Suspirei em derrota, sabendo que eu tinha que assumir aquele momento constrangedor da minha vida em que eu não tinha a menor ideia da existência de cakwe.
"Ok, então eu tava me sentindo uma merda total naquele dia. Fomos emboscados por caras que eu acho que me 'avisaram' que estavam de olho em mim uns dias antes e eu não consegui dormir nas noites seguintes. Você fez mingau pra mim e me apresentou o cakwe, que eu adorei. Eu tive que explicar por que fomos emboscados por aqueles caras pra você depois que eu comi aquele mingau e depois fomos pro hospital visitar sua mãe." Eu dei de ombros como se não fosse grande coisa, embora eu lembrasse claramente da ansiedade e do medo que eu senti naquele dia. O medo de que algo acontecesse com Adam por minha causa.
"Então, por que fomos emboscados por aqueles caras?" Adam perguntou, curioso demais pro meu gosto. Tentei fazer a desentendida e simplesmente dei de ombros, mas ele não tava comprando a minha hoje e me pressionou por respostas.
"Fomos emboscados por dois caras naquela noite. Um era um cara com uma carranca permanente no rosto, eu chamo ele de 'cara-carranca' na minha cabeça." Ganhei uma risada do Adam quando ele ouviu o apelido que eu inventei.
"O quê?" Olhei pra ele desafiadoramente, ousando que ele questionasse as minhas escolhas em apelidos. Ele inteligentemente optou por balançar a cabeça enquanto tentava o máximo que podia pra segurar a risada. Palavra-chave é tentando, gente. Umas risadas escaparam, me fazendo encarar ele zombeteiramente.
"Enfim," eu dei uma bronca pra ele. Ele me deu um sorriso envergonhado, fazendo um sinal pra eu continuar.
"O outro cara que tava com o cara-carranca, eu chamo ele de careca," isso me rendeu outra risada que eu escolhi ignorar.
"Então, a primeira vez que vi o cara-carranca foi numa luta. Conheci o careca quando fui a uma festa com Penélope; ela é amiga nossa do ensino médio. Estávamos andando na rua pra pegar um táxi quando o careca tentou nos parar. Acontece que o careca era parceiro do cara-carranca e o cara-carranca foi o motorista bêbado que dirigiu o veículo que bateu no nosso carro naquela noite, matando o Bryant.
Dom aparentemente queria eliminar todas as testemunhas e tentou me matar. Isso não caiu bem pra ele, então ele quis se vingar do Dom me machucando. Ele tava contando com a paixão do Dom por mim."
Adam parecia que tava tentando me levar a sério, mas não conseguiu, o que provavelmente foi por causa dos apelidos. Os apelidos eram fáceis de lembrar, me processem.

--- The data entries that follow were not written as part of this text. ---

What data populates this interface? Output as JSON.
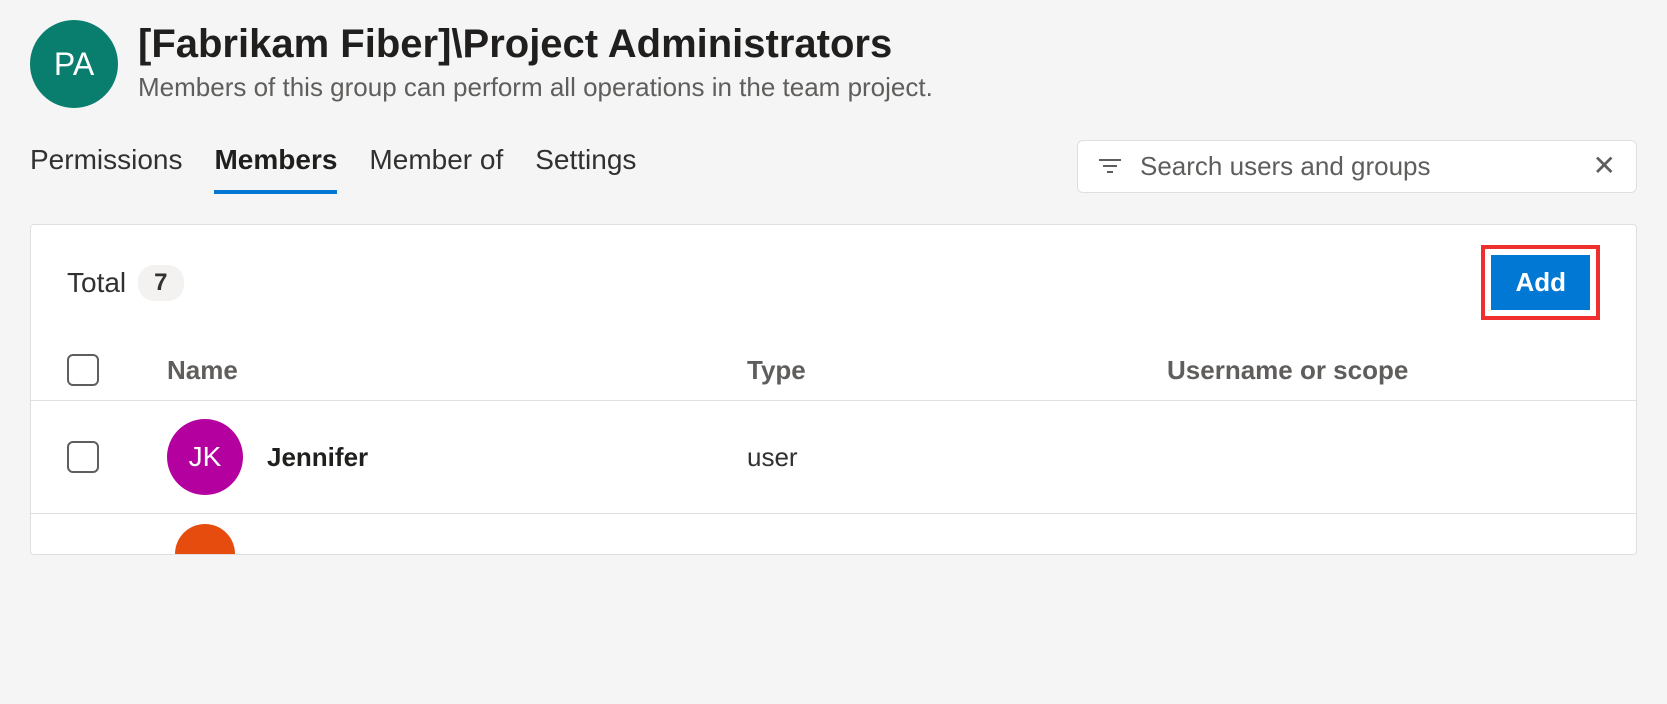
{
  "group": {
    "avatar_initials": "PA",
    "title": "[Fabrikam Fiber]\\Project Administrators",
    "description": "Members of this group can perform all operations in the team project."
  },
  "tabs": {
    "permissions": "Permissions",
    "members": "Members",
    "member_of": "Member of",
    "settings": "Settings",
    "active": "members"
  },
  "search": {
    "placeholder": "Search users and groups"
  },
  "panel": {
    "total_label": "Total",
    "total_count": "7",
    "add_label": "Add"
  },
  "columns": {
    "name": "Name",
    "type": "Type",
    "scope": "Username or scope"
  },
  "members": [
    {
      "initials": "JK",
      "name": "Jennifer",
      "type": "user",
      "scope": "",
      "avatar_color": "#b4009e"
    }
  ]
}
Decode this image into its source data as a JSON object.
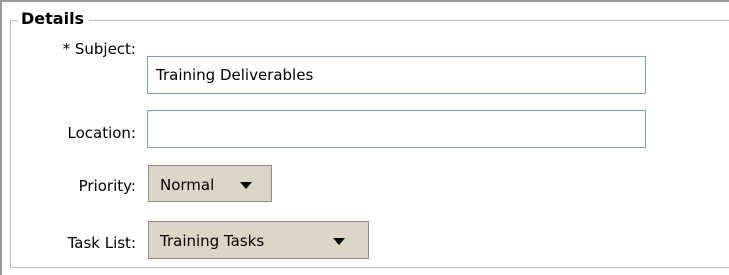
{
  "details": {
    "legend": "Details",
    "subject": {
      "label": "* Subject:",
      "value": "Training Deliverables"
    },
    "location": {
      "label": "Location:",
      "value": ""
    },
    "priority": {
      "label": "Priority:",
      "selected": "Normal"
    },
    "task_list": {
      "label": "Task List:",
      "selected": "Training Tasks"
    }
  },
  "icons": {
    "dropdown_arrow": "chevron-down-icon"
  }
}
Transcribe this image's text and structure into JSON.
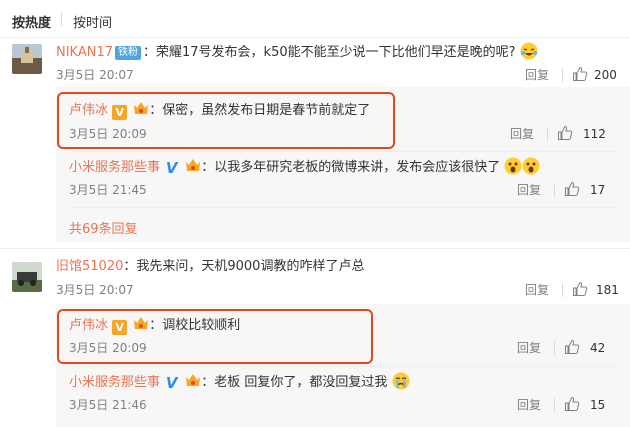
{
  "sort": {
    "hot": "按热度",
    "time": "按时间"
  },
  "actions": {
    "reply": "回复"
  },
  "comments": [
    {
      "user": "NIKAN17",
      "badge": "铁粉",
      "text": "：荣耀17号发布会，k50能不能至少说一下比他们早还是晚的呢?",
      "time": "3月5日 20:07",
      "likes": "200",
      "replies": [
        {
          "user": "卢伟冰",
          "text": "：保密，虽然发布日期是春节前就定了",
          "time": "3月5日 20:09",
          "likes": "112"
        },
        {
          "user": "小米服务那些事",
          "text": "：以我多年研究老板的微博来讲，发布会应该很快了",
          "time": "3月5日 21:45",
          "likes": "17"
        }
      ],
      "more_replies": "共69条回复"
    },
    {
      "user": "旧馆51020",
      "text": "：我先来问，天机9000调教的咋样了卢总",
      "time": "3月5日 20:07",
      "likes": "181",
      "replies": [
        {
          "user": "卢伟冰",
          "text": "：调校比较顺利",
          "time": "3月5日 20:09",
          "likes": "42"
        },
        {
          "user": "小米服务那些事",
          "text": "：老板 回复你了，都没回复过我",
          "time": "3月5日 21:46",
          "likes": "15"
        }
      ]
    }
  ],
  "colors": {
    "username": "#eb7350",
    "highlight_box": "#e8471e",
    "reply_bg": "#f7f7f7",
    "fan_badge": "#4fa6e0",
    "v_gold": "#f5a623",
    "v_blue": "#2a8ff0"
  }
}
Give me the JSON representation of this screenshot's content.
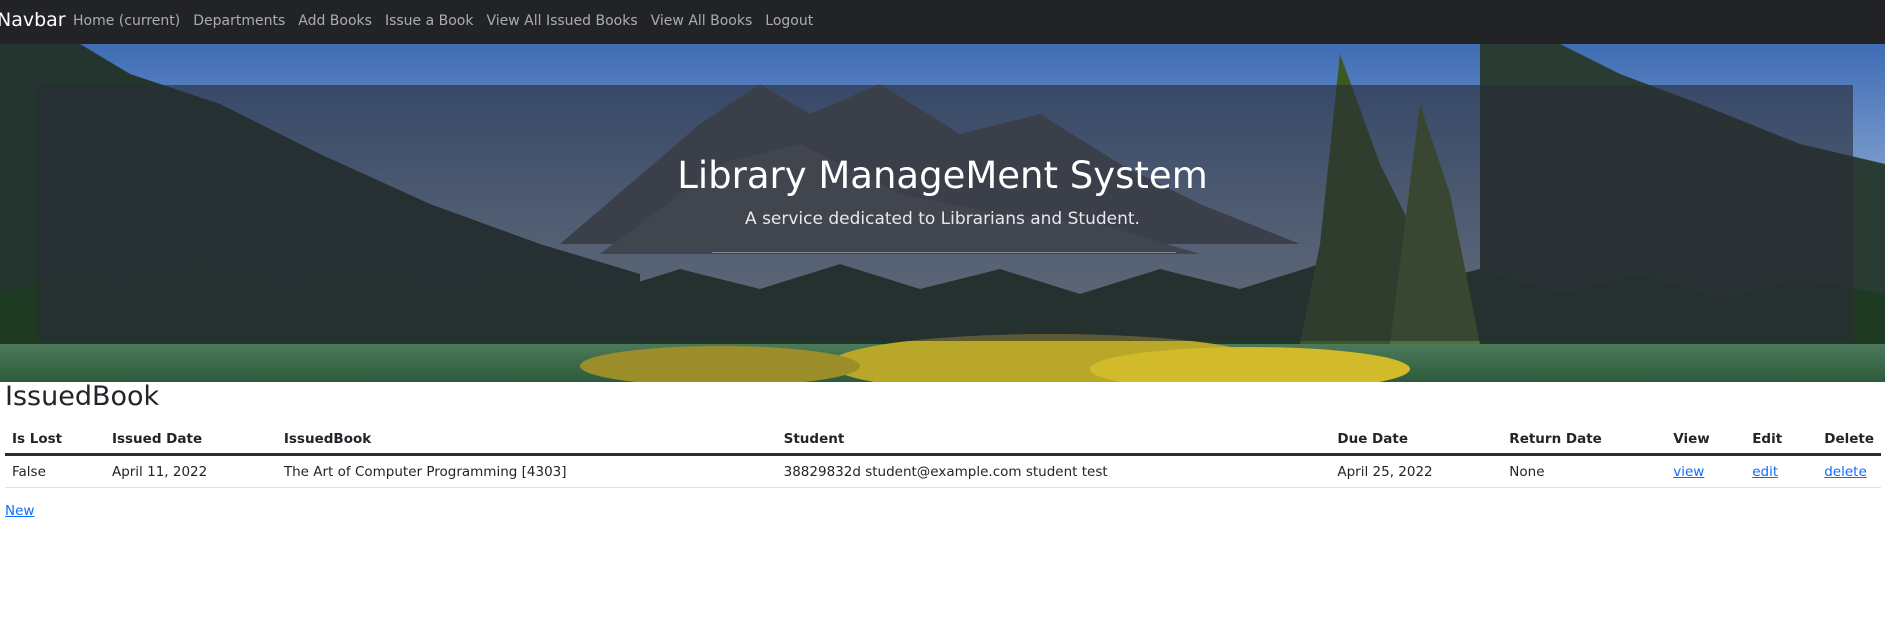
{
  "navbar": {
    "brand": "Navbar",
    "links": [
      "Home (current)",
      "Departments",
      "Add Books",
      "Issue a Book",
      "View All Issued Books",
      "View All Books",
      "Logout"
    ]
  },
  "hero": {
    "title": "Library ManageMent System",
    "subtitle": "A service dedicated to Librarians and Student."
  },
  "page": {
    "heading": "IssuedBook",
    "new_link": "New"
  },
  "table": {
    "headers": [
      "Is Lost",
      "Issued Date",
      "IssuedBook",
      "Student",
      "Due Date",
      "Return Date",
      "View",
      "Edit",
      "Delete"
    ],
    "rows": [
      {
        "is_lost": "False",
        "issued_date": "April 11, 2022",
        "book": "The Art of Computer Programming [4303]",
        "student": "38829832d student@example.com student test",
        "due_date": "April 25, 2022",
        "return_date": "None",
        "view": "view",
        "edit": "edit",
        "delete": "delete"
      }
    ]
  },
  "colors": {
    "navbar_bg": "#212326",
    "link": "#0d6efd"
  }
}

"Ok, acho que essa foi a última memória que eu consegui lembrar até agora." Respirei fundo, pronta pra acabar com isso. Por mais bom que tenha sido essa viagem pelas lembranças, eu não aguentava mais quando sabia que não ia conseguir fazer mais nenhuma. Ele tinha seguido em frente de mim.

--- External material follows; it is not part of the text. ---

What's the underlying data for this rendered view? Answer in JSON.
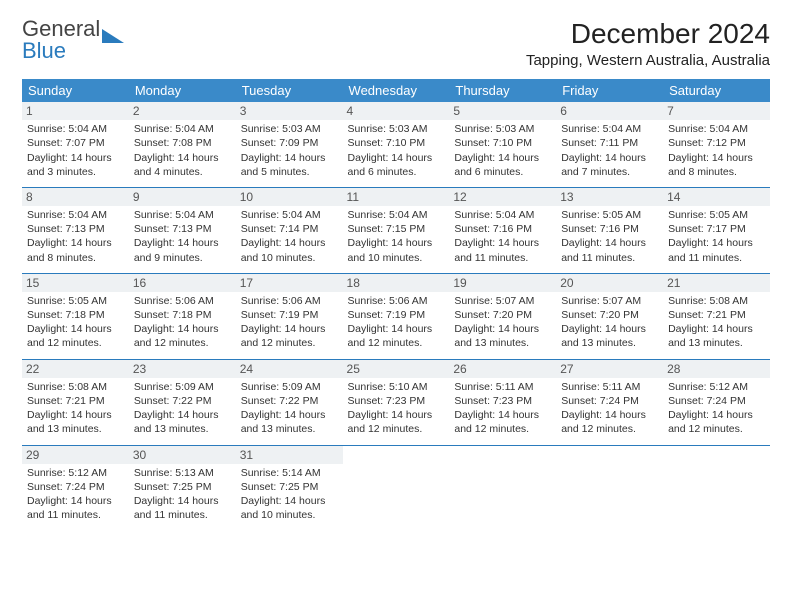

"Ok, manda ver." Tentei soar indiferente sobre isso. Mas quando ele começou a falar sobre a última memória que ele tinha da gente, eu congelei no meu lugar e pude sentir a minha garganta começar a entupir.
"Eu tava fazendo uma fornada de biscoitos e você e uma garota estavam na sala com alguém, assistindo Harry Potter." Tentei limpar a garganta e esconder minhas lágrimas.